After work on Friday, I gave some food to the homeless people who hang out by Civic Center station. With one sandwich and a croissant, I felt bad when I realized I didn’t have enough to feed everyone. But a kind, older man told me that seeing me happy was enough to brighten his day.
As I ran down the stairs, he called after me. I stopped midway and braced myself for the insult I was sure he’d spit out. He’d changed his mind. I was inconsiderate, lazy, privileged–or worse, he’d call me something derogatory, sexual. But instead he said, “Young lady, don’t let nobody take your joy.”

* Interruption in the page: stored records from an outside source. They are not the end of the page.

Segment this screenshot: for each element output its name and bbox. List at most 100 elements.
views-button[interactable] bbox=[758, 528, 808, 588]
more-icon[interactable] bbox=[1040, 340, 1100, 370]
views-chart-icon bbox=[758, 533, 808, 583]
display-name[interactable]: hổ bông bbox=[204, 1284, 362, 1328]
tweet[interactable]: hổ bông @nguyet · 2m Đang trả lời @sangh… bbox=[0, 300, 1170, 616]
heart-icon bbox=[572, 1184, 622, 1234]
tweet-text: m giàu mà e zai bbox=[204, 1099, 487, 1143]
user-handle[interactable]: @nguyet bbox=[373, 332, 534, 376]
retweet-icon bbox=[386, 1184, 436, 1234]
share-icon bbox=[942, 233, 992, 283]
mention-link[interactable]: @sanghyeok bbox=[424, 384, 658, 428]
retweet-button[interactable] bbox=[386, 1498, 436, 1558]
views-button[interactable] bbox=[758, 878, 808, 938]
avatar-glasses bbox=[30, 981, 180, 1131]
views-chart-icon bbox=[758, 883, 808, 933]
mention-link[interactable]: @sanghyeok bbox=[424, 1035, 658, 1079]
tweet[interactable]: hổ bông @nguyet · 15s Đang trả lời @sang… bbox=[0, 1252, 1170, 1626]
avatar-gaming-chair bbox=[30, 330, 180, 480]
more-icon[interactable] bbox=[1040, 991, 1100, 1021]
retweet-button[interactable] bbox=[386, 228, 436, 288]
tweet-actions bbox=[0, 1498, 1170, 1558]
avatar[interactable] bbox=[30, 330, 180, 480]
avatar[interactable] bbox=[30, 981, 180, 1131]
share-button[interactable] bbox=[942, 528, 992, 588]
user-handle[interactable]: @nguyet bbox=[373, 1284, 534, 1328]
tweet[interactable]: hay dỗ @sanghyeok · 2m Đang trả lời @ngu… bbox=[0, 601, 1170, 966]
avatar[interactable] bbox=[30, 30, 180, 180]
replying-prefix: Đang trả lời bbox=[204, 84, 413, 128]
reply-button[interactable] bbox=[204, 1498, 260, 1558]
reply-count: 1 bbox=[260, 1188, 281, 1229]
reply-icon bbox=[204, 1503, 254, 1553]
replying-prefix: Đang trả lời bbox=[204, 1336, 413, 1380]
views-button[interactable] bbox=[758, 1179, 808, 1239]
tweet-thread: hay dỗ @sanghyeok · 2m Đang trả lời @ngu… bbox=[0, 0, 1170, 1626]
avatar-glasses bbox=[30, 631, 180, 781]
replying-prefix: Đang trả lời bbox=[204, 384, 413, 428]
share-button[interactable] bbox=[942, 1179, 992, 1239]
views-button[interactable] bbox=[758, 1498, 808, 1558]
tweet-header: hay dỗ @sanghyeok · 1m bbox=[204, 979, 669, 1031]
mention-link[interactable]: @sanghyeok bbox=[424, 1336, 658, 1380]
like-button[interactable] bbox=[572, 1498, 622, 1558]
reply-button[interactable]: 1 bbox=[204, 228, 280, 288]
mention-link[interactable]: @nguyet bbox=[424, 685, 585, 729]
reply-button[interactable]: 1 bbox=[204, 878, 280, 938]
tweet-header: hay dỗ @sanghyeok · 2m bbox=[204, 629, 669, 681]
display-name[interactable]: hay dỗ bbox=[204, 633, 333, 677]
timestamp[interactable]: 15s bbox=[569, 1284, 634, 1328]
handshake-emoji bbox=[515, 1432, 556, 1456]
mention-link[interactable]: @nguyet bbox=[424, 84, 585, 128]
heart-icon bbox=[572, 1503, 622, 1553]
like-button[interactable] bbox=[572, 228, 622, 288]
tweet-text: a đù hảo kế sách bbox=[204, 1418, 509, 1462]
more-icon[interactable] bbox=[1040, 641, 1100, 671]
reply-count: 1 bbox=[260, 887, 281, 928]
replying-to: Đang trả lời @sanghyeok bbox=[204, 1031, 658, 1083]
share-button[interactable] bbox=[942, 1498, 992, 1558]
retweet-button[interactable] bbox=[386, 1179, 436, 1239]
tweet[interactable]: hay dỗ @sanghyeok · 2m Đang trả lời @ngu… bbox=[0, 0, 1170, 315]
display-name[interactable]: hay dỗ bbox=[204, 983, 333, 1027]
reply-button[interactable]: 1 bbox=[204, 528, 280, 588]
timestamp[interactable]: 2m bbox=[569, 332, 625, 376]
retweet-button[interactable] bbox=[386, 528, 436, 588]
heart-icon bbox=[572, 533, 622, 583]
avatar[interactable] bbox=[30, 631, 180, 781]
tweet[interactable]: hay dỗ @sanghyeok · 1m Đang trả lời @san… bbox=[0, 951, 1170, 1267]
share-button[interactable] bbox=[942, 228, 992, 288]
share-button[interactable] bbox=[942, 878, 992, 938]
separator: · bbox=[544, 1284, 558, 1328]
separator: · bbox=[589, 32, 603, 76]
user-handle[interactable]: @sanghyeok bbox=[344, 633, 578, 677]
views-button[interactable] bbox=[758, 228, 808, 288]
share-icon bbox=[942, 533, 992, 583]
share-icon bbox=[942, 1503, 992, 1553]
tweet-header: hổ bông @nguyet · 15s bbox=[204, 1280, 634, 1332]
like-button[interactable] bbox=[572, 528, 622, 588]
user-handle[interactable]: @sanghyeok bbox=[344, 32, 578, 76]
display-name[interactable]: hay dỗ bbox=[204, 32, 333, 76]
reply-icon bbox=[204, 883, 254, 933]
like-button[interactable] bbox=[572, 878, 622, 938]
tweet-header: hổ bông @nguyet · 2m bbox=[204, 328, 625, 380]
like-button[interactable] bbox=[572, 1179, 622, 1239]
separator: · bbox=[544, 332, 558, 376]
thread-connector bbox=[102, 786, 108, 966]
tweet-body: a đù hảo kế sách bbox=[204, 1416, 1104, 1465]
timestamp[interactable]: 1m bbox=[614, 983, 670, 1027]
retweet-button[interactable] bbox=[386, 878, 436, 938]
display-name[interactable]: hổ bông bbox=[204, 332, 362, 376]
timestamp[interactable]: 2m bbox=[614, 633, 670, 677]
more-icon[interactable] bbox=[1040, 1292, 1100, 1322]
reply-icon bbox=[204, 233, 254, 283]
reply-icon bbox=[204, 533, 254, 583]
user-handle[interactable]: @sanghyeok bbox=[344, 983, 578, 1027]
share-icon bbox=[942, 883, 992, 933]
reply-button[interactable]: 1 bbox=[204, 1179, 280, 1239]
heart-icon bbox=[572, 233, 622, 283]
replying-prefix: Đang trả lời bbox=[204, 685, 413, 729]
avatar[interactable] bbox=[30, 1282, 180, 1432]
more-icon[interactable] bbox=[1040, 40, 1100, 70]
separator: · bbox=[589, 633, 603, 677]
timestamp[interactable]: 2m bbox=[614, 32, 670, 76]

This comment resonated with me. It’s so simple, and yet profound. Too often in life I play the victim, blaming my job, my commute, and my obligations at home for taking my joy. Why can’t I work on my novel whenever I want to? Why do I have to miss out on social activities with friends on the weekends because that’s the only time I have to write?
Nearly every day, I find a reason I can’t be happy. It’s a long work day, I have to clean the apartment, my husband is still recovering from surgery and his lack of independence has been challenging for both of us. I can’t be happy until life gets easier.
Waiting for my BART train, I thought about the homeless man’s words. I felt lighter. Hell, I was smiling. No one has the power to take away my joy. And it’s better to live in joy each moment, or at least to try, than to feel miserable all the time.
I still haven’t gotten any writing done this weekend, and I’m worried that tomorrow (a holiday) will require getting online and working to make sure nothing has gone wrong with the company website. This is the first year my husband and I haven’t gone camping with friends for Labor Day, because he needs to rest after surgery.
But getting upset about these things is a choice. I can’t pretend I’ve mastered the secret to happiness, but I think I’ve been given some key wisdom. I am the somebody who can take away my joy, and I need to stop doing it.
Looking at my novel plot planner on the wall, I’m making slow but steady progress. I’ve written 62 pages. Yes, it’s daunting knowing I need to write 238 more, but I will get there. I’ve done it before. Twice. Come hell or high water, work stress or family drama, writing is my joy. And I’m not letting nobody take it away from me.